While people usually don’t need more than a minute to locate a single stink bug indoors, detecting them in a garden environment is substantially harder. Not only do their small bodies appear even smaller in such a context, but they’re also known for using plant leaves as camouflage.

Stink bugs can harm fruit plants, but they’re absolutely dangerous for vegetable gardeners and farmers. One of the most effective solutions for removing them is a mixture of liquid soap, vinegar, and hot water. Neem and lavender oils work great as repellants.

7. Field mice

Field mice

Unlike house mice, field mice are accustomed to open spaces. They are also accustomed to being hunted and are far more evasive than an average house mouse. Once they infest a garden, field mice will make themselves at home under debris or in holes (if none exist, they will usually dig one).

Field, or in this case, garden mice can quickly level a garden if you don’t start hunting them in time. Mice can grow in numbers exponentially, as their breeding cycle is exceptionally fast. As a preventive measure, make sure that your garden is as tidy as it can be. This will help you notice mice quickly; after you’ve spotted one, use natural mice repellants such as dried mint and lavender to keep them away for good.

8. Aphids


Among the tiniest insects, aphids are dangerous because they can kill plants almost as quickly as they can multiply. Furthermore, they tend to live underneath the leaves of a plant, which makes them very difficult to detect.

Check your plants regularly for small holes in their leaves. Aphids will eventually become visible as their numbers increase, which is when you can safely wash them with water. However, they will probably leave affected plants in a horribly weakened state.

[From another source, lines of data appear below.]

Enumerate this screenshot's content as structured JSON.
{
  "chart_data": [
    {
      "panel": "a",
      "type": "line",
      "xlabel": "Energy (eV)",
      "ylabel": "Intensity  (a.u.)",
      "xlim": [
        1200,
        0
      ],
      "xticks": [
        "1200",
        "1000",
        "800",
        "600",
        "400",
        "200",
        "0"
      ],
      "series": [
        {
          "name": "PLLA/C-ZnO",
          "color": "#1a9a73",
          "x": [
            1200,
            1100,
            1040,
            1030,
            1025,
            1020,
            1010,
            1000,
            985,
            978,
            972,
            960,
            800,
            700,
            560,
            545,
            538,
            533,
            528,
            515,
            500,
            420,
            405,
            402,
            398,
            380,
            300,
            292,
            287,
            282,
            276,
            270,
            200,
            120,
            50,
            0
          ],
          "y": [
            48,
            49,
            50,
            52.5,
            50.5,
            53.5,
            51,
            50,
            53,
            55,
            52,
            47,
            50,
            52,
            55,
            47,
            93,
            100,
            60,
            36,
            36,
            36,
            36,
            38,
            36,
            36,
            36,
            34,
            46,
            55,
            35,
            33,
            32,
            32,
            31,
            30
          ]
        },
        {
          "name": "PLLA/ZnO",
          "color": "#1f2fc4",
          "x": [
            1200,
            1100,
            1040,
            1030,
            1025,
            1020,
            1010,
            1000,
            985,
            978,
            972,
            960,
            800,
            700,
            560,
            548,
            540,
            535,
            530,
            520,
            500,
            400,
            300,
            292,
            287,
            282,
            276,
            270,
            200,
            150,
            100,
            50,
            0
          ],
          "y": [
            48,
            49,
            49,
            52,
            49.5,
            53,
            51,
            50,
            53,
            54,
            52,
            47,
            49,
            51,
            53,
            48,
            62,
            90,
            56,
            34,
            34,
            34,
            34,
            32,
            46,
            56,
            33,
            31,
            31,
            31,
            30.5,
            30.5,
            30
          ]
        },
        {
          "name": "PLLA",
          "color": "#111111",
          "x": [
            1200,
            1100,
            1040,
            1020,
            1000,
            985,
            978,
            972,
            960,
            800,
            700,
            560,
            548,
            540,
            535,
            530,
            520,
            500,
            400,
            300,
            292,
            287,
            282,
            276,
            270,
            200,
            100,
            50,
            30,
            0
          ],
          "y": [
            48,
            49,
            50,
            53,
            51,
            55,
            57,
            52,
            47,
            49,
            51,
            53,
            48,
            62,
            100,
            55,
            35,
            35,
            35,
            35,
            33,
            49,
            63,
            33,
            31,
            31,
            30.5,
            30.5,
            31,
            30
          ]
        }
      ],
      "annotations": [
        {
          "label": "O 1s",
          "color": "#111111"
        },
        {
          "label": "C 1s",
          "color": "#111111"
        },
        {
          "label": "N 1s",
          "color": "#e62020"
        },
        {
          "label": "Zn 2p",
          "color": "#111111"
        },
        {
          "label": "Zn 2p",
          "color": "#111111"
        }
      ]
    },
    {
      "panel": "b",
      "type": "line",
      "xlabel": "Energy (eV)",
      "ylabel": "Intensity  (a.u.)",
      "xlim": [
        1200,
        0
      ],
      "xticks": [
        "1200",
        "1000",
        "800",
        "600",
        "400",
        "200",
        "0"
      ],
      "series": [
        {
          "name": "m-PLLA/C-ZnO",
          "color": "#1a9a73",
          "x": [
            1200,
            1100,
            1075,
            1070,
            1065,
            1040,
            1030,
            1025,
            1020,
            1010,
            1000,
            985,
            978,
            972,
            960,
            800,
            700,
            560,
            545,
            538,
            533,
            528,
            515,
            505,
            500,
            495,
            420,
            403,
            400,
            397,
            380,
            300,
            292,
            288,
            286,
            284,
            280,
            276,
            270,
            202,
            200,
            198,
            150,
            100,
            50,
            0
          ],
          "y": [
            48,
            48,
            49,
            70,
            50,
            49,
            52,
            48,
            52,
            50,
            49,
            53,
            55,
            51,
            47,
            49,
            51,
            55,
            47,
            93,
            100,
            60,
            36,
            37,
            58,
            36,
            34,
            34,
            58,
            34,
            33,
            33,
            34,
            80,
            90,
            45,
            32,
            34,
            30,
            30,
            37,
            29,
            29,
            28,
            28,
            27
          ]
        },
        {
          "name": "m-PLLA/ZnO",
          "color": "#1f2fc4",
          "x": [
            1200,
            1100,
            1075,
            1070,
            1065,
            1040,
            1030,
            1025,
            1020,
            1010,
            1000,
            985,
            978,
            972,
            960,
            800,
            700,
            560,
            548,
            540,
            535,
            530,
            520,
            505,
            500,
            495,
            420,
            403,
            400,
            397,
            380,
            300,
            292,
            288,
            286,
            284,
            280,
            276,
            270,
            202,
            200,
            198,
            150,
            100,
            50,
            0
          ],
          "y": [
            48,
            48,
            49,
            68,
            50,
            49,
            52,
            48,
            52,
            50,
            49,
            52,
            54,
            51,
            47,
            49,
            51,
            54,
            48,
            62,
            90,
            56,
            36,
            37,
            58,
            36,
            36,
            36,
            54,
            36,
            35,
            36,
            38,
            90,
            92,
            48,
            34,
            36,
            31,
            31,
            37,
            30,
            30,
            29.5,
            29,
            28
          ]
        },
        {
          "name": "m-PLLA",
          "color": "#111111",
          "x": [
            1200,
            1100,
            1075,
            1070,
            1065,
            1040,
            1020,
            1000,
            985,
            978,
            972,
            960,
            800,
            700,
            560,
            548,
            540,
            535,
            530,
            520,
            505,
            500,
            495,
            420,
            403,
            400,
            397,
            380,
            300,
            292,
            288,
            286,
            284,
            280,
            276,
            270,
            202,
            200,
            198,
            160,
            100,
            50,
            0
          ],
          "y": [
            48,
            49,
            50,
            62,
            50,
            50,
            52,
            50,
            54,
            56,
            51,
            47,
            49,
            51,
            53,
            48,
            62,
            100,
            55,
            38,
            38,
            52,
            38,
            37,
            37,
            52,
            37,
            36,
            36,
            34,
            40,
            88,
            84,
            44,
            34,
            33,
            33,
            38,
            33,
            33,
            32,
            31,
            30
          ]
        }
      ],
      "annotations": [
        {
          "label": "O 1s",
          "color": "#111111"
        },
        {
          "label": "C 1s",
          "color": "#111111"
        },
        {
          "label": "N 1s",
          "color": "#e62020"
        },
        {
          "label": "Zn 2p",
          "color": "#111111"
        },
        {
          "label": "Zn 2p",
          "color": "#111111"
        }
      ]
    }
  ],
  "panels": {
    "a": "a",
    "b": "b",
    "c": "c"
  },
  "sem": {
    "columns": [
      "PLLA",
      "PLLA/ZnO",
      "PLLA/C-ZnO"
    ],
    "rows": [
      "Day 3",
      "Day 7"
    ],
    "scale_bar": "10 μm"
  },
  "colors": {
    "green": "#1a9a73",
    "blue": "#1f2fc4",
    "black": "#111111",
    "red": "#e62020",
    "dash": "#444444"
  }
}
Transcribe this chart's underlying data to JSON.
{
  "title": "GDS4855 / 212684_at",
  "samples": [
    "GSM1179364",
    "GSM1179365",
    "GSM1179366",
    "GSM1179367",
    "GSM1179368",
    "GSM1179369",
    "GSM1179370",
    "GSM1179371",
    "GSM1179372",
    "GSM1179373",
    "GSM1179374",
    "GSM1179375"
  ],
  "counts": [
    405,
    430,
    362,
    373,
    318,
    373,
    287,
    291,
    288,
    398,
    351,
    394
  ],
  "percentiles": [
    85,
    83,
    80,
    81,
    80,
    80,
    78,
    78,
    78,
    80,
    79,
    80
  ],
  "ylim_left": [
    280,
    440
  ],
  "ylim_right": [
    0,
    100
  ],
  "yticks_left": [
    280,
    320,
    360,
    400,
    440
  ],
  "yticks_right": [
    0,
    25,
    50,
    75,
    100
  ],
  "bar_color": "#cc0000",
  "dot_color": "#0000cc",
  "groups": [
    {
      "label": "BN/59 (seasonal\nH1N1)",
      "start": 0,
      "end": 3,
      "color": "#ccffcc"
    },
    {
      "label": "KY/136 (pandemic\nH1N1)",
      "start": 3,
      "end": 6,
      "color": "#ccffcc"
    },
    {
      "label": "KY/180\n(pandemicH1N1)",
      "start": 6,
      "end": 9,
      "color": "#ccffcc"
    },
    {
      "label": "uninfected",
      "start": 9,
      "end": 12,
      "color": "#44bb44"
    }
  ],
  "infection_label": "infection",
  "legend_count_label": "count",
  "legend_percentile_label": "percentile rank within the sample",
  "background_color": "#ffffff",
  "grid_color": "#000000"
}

Aphids won’t come near plants that have been sprayed with neem oil. If you want to naturally remove them from your plants, fix up a spray of dish soap and hot water, and spray the leaves.

We hope that this brief guide was useful to you and that you have learned something new on the most destructive garden pests and how to keep them away. Make sure you are staying safe in these times we are all going through and have a good one, guys!